Depois daquele dia, a vida decidiu te tirar de mim e, em dez anos, você estava deitada em uma cama de hospital enquanto eu recebia a notícia de que nem tudo é perfeito no amor e que você não havia resistido à doença. Naquele momento, eu teria dito a qualquer um que estivesse à espreita da morte que, se não aguentasse àquela dor, então optasse por morrer antes de provar o sabor amargo da perda do amor da sua vida. Contudo, já percebi que não se deve relembrar dores e mágoas e aprendi a me agarrar às memórias que tenho de você e transformá-las no meu apoio para continuar a jornada da vida sem ter você ao meu lado.

Hoje, com esta carta, vim relembrá-la de nosso agridoce passado e de como venho me saindo tentando realizar seu último pedido antes de falecer. Lembro-me como se fosse hoje de te ver deitada em uma cama de hospital com um olhar perdido e com pouco fôlego enquanto me pedia para não desistir de tudo e tentar novamente encontrar o amor pelas ruas de nossa cidade.

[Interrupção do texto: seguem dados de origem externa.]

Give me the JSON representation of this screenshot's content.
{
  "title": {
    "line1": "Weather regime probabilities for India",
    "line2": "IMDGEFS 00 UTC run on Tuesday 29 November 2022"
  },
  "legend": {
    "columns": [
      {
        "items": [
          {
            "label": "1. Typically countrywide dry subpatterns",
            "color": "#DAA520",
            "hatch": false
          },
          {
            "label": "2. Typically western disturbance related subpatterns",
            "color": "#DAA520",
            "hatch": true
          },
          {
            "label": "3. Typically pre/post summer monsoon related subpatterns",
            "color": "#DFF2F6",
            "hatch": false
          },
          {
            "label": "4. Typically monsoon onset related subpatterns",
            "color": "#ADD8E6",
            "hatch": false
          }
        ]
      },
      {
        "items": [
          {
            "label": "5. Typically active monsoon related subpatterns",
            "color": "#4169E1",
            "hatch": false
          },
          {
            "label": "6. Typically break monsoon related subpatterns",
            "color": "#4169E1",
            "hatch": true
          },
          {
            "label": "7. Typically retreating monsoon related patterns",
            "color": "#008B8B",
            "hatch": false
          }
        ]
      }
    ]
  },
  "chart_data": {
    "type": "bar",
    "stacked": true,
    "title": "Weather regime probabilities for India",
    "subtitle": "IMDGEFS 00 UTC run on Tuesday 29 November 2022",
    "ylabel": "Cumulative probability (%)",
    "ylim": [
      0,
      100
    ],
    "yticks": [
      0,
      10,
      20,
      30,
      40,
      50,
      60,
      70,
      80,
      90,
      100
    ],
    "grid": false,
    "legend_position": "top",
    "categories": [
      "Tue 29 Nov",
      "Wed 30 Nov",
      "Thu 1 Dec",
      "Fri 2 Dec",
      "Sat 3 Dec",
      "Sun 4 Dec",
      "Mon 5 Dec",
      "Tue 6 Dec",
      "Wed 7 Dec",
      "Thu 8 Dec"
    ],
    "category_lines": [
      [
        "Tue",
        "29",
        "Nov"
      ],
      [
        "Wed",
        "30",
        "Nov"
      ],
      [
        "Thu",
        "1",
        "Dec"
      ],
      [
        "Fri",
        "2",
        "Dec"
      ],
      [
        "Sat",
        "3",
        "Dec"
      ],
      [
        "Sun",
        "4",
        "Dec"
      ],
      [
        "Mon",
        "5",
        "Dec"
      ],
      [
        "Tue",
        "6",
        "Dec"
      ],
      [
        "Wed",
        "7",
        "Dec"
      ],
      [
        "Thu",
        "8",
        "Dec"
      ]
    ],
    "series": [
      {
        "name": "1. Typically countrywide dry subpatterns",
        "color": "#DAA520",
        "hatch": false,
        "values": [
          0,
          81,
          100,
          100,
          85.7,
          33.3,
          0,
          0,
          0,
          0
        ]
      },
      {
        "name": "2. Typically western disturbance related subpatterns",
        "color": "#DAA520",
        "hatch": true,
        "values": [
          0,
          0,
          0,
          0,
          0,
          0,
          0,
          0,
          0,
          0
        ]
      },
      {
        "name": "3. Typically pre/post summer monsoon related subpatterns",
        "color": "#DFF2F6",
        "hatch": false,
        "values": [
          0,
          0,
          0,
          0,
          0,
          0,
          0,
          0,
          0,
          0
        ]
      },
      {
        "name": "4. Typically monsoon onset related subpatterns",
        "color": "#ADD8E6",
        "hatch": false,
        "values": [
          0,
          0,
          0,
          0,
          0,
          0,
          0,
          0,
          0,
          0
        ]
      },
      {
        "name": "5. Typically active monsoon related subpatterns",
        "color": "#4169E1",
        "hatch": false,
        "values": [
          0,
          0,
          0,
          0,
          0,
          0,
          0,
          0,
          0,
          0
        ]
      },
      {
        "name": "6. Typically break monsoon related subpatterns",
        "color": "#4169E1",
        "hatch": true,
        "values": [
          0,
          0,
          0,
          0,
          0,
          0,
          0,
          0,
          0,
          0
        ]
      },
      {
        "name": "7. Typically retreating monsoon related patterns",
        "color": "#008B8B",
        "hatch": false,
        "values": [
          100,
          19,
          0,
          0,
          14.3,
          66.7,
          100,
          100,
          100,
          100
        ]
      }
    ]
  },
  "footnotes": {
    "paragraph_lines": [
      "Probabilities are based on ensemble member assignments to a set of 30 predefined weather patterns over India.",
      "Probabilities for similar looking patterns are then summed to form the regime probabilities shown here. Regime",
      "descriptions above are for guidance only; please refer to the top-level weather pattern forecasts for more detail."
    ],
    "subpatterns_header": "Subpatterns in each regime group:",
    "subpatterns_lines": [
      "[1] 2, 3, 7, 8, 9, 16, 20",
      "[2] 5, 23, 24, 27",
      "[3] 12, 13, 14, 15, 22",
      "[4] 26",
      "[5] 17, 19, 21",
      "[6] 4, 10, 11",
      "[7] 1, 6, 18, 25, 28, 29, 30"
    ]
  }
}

Por isso, hoje deve ser uma de minhas visitas mais alegres, pois vim te informar que achei alguém que posso tentar amar como amei você. O nome dela é Maggie e a conheci no mesmo café onde serviram os nossos capuccinos naquele dia e ela, mesmo com seus cabelos castanhos e olhos negros, me lembra muito você, seu jeito, seu sorriso e até mesmo o seu modo de me deixar bobo com sua beleza estonteante. Foi com tudo isso em mente que ontem a pedi em casamento e queria que você fosse a primeira a saber que ela aceitou. Estamos vivendo experiências tão boas quanto eu e você vivemos e, mesmo a conhecendo a menos tempo do que você, tenho a certeza de que ela é "o segundo amor que eu encontraria pelas ruas da cidade" do qual você sempre me falou.

Prometo não parar de visitá-la, mas agora Maggie estará ao meu lado e espero que ela possa saber como vivi por você e como você morreu me falando sobre ela. Por último, deixo aqui meu maior desejo: que pelas ruas da cidade todos encontrem alguém como eu encontrei você, Ana.

Com amor e saudades, Nick.

Depois de concluir a carta, saí do cemitério com minhas forças revitalizadas enquanto o Sol sobrepunha-se às nuvens que anteagora choravam a minha saudade do dia em que conheci meu primeiro amor.

Conto concluído contendo 1536 palavras.